Lenovo Thinkpad SL500 Quicktake/Review

After I got laid off, I needed a laptop. A cheap ( < $1000 ), but good laptop that I could work on. My main requirement be that it had a good/excellent screen with a resolution at least that of 1400×900, but I would have gone higher. I also didn’t want anything bigger than 15.4” and I also needed something that came with a Core 2 Duo. A short list, but a pretty tall order once you start looking. The screen resolution was a real killer, with almost NO manufacturer offering anything in my price range.

Fortunately, slickdeals.net came to the rescue with a great deal on the Lenovo Thinkpad SL500, with the computer and all options I wanted clocking in at around $650 after tax and shipping. The machine’s final specs:

Intel P7370 Core 2 Duo @2Ghz, 3 GB Ram, 320 GB HD, Wireless A/B/G/Draft-N, DVD-RW, and a 15.4” LCD with a 1680×1050 resolution matte screen.

Ecstasy! And my ex-fiance Stacy in a magnanimous gesture of pure kindness paid for it.  Thanks Em.

So what do I think? Well, let’s briefly talk about the SL500 series Thinkpads since not too many people are familiar with them. Most people know about the bullet-proof T- and X-series Thinkpads. Those have all the bells and whistles, usually come in smaller sizes, and cost alot more. The SL500 is more geared toward Small Businesses that want reliability and performance, but don’t need the amount that the T-series does, so its chassis is cheaper plastic, it doesn’t have the spill proof keyboard, doesn’t have the smallest components etc etc. What it does have is a glossy cover that looks very different, and cheaper price tag.

Hardware-wise, the SL500 is really well equipped: 4 USB ports, SD slot, HDMI and VGA, firewire, microphone/headphone jacks, ethernet and phone jacks, DVD-RW, trackpad and ultranav ( or the nub as I like to call it ), acceptable ( but not good ) speakers, and a really great keyboard. I don’t think there can be any complaint here. The HDMI is a really awesome addition, making the laptop a fine portable DVD player capable of being hooked up to a much larger TV.

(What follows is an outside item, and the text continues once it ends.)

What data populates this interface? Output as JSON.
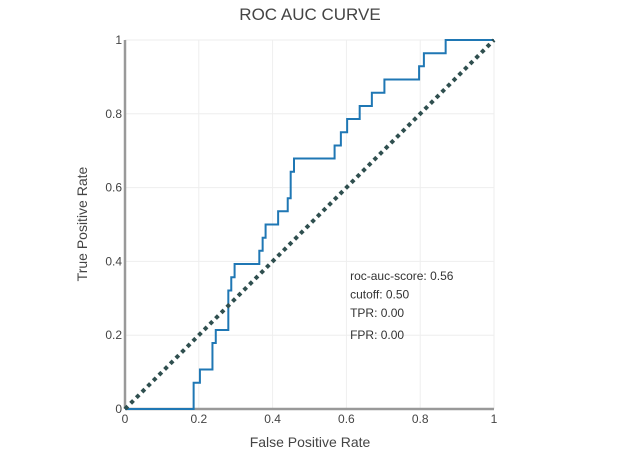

Software-wise, things are still good, but lots of things to go over. Mine came equipped with Vista Home Basic…not so great, but I’ll be upgrading to Windows 7 shortly, so no biggie. It’s not Oct 22nd yet, so let’s just deal with what we’ve got. What we’ve got is a laptop with almost NO bloatware! And the little bloatware it does have, it can easily be removed. Note: I don’t consider the thinkpad apps to be bloatware – you can still remove these however if you dislike them. Also, I configured my laptop to come with as little software as possible, so your experience may differ.

So after you boot up the machine for the first time, be smart, register, and then create your backup media. The easiest way to do this is to go into windows explorer and double click on the Q drive. It will ask you to create media or recover the space. Go create the media, it takes 3 single-layer DVD’s and takes a LONG time, so go watch a movie or something. You’ll need to check intermittently to change the DVD’s, but seriously, it takes a few hours. I had a friend who was having issues with his creation process, and he was able to fix it by following my recommendation and using newer DVD media.

Once you’ve created the discs, test them out, and once you’re done, we can start removing stuff. First thing to do is recover the Q drive space. You’ll want to delete the McAfee shortcut after doing this, it’s useless now since it was pointing to the Q drive. Once you are done with that, go into the control panel and find the Lenovo Welcome entry. Remove it, and after that the Lenovo Registration. If you’ve been listening to me, you’ve already registered so now you can remove it too. Find the Microsoft Office activation entry. I have to digress here a moment and wonder at the uselessness of this thing – when you start it up, it has 3 options: Activate, Purchase, and Start. You can use Office for up to 30 days before registering, so if you are in dire need you can use this. The activate part will let you activate a key if you already have one, BUT it won’t work on MSDN retail keys. If you are like me, you probably have a MSDN key and when you type it in, it won’t work. Pretty useless for us developers! So just uninstall this program and re-install from the media you already have. That should clear up most of the just on the desktop.

So now you’re ready to rumble! I’ll be posting alot about the SL500 later as I migrate to Windows 7, so hopefully it all goes well. I’ve already got a failed 64-bit installation under my belt, so hopefully when the 22nd roles around, I’ll finally be running smooth.